Amongst a raft of Cumbrian ventures to have won funding last week from the Department for Business, Innovation & Skills (BIS) is the proposed Nuclear Technology Innovation Gateway. £1.5M of taxpayers’ money has been secured for the new facility by Cumbria’s Local Enterprise Partnership (LEP) and, over the next 2 years, will go towards the £26.5M total cost of the facility. The cash injection, through the Government’s Local Growth Fund, was welcomed by LEP’s Board Chairman George Beveridge who is also Sellafield Ltd’s Deputy Managing Director and Chief Business Officer.
The Nuclear Technology Innovation Gateway, to be built at Westlakes – Sellafelds’s satellite science park close to Whitehaven – is billed as being the centrepiece of the Cumbria Centre of Nuclear Excellence programme. With ‘remainder funding’ earmarked from the University of Manchester, the National Nuclear Laboratory and Europe to meet the total £26.5M cost, construction of the facility is scheduled for completion by 2017.
Yet the project will only create 60 jobs by 2020 – a fraction of those projected to be created by all the other Cumbrian ventures to have secured funding from BIS last week. For example a £2M cash injection from BIS for an Opportunity Connectivity project which is designed to improve sustainable travel and access to visitor destinations within Cumbria is projected to create 450 jobs by 2020.

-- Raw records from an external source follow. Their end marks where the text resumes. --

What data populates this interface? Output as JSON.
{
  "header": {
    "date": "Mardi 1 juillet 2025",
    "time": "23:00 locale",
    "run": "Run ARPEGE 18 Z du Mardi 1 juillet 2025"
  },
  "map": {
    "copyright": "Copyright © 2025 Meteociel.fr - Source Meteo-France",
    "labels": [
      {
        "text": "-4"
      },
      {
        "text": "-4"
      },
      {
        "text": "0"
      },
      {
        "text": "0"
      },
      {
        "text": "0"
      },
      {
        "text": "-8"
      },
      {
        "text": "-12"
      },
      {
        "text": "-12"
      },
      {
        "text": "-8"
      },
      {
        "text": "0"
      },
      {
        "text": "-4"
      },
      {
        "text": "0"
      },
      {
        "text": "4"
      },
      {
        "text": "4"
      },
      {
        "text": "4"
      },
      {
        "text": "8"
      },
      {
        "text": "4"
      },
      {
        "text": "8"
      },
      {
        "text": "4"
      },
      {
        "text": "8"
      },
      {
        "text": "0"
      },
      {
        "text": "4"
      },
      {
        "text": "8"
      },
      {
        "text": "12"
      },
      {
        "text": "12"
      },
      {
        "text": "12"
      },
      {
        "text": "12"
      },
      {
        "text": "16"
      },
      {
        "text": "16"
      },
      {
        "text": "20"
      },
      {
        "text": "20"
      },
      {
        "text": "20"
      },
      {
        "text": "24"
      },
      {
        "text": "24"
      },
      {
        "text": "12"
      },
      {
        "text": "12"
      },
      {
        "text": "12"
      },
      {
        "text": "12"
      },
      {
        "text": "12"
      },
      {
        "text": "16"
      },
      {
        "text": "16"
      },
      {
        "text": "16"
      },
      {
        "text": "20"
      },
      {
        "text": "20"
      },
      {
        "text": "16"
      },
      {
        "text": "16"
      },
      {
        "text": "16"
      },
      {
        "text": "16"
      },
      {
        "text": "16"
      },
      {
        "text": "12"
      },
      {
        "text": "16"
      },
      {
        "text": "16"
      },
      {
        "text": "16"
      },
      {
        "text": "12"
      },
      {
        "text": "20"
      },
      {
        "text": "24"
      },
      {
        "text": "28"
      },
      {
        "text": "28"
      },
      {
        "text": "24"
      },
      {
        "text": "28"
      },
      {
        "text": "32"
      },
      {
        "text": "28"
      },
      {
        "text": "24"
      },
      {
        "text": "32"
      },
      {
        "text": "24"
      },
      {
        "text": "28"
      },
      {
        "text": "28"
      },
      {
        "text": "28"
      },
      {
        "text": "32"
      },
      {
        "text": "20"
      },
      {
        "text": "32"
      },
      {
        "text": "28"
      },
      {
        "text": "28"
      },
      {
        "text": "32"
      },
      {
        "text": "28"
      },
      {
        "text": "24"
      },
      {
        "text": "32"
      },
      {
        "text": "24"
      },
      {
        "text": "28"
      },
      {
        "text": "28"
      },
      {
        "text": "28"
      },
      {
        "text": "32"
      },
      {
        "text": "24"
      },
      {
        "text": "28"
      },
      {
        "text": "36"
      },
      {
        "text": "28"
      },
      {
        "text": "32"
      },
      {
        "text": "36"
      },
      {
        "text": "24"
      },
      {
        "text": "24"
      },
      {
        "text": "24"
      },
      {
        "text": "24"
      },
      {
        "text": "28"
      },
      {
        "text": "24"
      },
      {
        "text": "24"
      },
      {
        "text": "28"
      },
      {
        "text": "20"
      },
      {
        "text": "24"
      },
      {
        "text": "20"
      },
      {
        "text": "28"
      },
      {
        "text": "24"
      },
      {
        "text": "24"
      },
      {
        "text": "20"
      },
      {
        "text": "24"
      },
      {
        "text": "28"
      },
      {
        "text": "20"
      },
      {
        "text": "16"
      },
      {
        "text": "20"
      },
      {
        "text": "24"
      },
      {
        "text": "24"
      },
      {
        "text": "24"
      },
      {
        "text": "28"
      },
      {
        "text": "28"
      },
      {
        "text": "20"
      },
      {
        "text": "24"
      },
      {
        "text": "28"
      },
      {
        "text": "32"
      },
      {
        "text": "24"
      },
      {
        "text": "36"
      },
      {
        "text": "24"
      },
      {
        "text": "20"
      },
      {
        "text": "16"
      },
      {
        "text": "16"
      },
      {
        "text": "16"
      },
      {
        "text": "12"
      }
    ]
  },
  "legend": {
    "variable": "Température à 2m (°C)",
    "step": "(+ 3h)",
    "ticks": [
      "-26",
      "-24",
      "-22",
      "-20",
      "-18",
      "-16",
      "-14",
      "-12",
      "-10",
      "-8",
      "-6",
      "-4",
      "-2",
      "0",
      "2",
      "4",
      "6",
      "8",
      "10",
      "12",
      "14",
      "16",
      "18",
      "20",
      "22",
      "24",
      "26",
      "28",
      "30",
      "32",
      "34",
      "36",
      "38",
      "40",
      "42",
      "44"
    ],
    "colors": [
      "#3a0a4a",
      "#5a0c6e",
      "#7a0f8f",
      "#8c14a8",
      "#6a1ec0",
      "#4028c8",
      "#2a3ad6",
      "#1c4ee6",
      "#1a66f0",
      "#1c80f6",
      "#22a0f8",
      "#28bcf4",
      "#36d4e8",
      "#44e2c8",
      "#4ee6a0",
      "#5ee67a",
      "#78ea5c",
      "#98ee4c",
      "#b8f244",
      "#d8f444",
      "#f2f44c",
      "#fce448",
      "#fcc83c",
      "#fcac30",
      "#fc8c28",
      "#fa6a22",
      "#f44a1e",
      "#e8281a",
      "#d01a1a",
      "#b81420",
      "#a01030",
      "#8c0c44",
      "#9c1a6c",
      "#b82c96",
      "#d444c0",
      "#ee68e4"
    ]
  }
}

Equally as contentious as the poor return on jobs is the LEP claim that the Nuclear Technology Innovation Gateway will ‘showcase UK excellence in fuels, computing, reprocessing and remote engineering’ – a claim hardly borne out by Sellafield’s well documented record of project failures, poor commercial performance and accidents.
CORE’s spokesman Martin Forwood said today:
‘Wasting yet more taxpayers’ money on what is little more than a nuclear Vanity Project is an absolute travesty. This grandiosely named new facility – a Sellafield soapbox by any other name – does absolutely nothing to diversify the local economy and creates just 60 jobs by 2020 which, at the £26.5M cost of the facility, equates to some £440,000 per job. As the list of other BIS cash recipients shows, there are far more deserving and worthwhile non-nuclear causes in the County than yet another propaganda platform for the nuclear industry’.
It remains to be seen exactly how the new facility will ‘showcase’ expertise in reprocessing and ‘the area’s unique fuel fabrication expertise for the conversion of UK’s current and future plutonium stock into productive nuclear fuel’ (LEP, Cumbria Strategic Economic Plan 2014-2024, page 14). Whilst the accident-prone reprocessing operations at Sellafield (THORP and Magnox) are years behind schedule and routinely miss their annual targets, past attempts to convert plutonium into new fuel (MOX) have ended in an embarrassing and costly failure. The Sellafield MOX Plant (SMP), designed to produce 120 tonnes of new fuel annually, was closed down in 2011 after 9 years of operation during which just 13.5 tonnes of the plutonium-based fuel was produced in total – at a cost to the UK taxpayer of over £1Bn.